Figure 7. Augmentation of cytokines (IL-2, IFN-γ and IL-6) production by Ksp37 was also observed. (A) Augmentation of IL-2 production from T cells or spleen cells by Ksp37. An amount of 5 × 10⁶ splenic T cells or spleen cells from C57BL/6 mice were cultured with 5 × 10⁵ BALB/c spleen cells (Mitomycin-C treated) in the presence of rKsp37 for two days. IL-2, IFN-γ and IL-6 activities in the supernatants were assessed by ELISA. (B) Augmentation of IFN-γ production from spleen cells by Ksp37. (C) Augmentation of IL-6 production from spleen cells by Ksp37.

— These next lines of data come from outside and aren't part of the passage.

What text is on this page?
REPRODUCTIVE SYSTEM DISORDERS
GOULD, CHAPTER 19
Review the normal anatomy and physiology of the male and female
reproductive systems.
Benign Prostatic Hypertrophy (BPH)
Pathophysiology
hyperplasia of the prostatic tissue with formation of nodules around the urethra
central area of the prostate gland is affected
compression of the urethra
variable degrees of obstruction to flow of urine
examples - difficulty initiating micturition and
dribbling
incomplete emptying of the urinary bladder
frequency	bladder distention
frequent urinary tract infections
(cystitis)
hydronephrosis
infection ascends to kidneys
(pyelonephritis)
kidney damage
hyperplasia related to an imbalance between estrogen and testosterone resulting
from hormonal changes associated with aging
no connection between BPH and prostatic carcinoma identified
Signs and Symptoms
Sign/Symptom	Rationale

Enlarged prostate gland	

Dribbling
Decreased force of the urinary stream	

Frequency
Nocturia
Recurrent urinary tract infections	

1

Figure 8. Augmentation of CTL differentiation in vivo by the treatment with Ksp37 DNA was demonstrated. C57BL/six mice were challenged with killed H37Ra antigen (1,000 µg/mouse) in vivo (i.p.) and then treated with Ksp37 DNA (100 µg/mouse, six times) i.m. Twenty-one days after challenge of killed TB antigen, and PEC (peritoneal exudate cells) from these mice were harvested. CTL activity againt TB antigen (HSP65 antigen) was assessed by using ⁵¹Cr EL-4 which had been transfected with HSP65 DNA.

Figure 9. Synergistic efficacy of Ksp37 and granulysin on the in vitro CTL induction. Splenic T cells were cultured with uv-treated BALB/c spleen cells (Mytomycin C treated) in the presence or absence of 100ng/ml Ksp37 protein and 500ng/ml 15K granulysin protein for 5 d. Five days after culture, CTL activity against P815 tumor cells was assessed by using ⁵¹Cr release assay.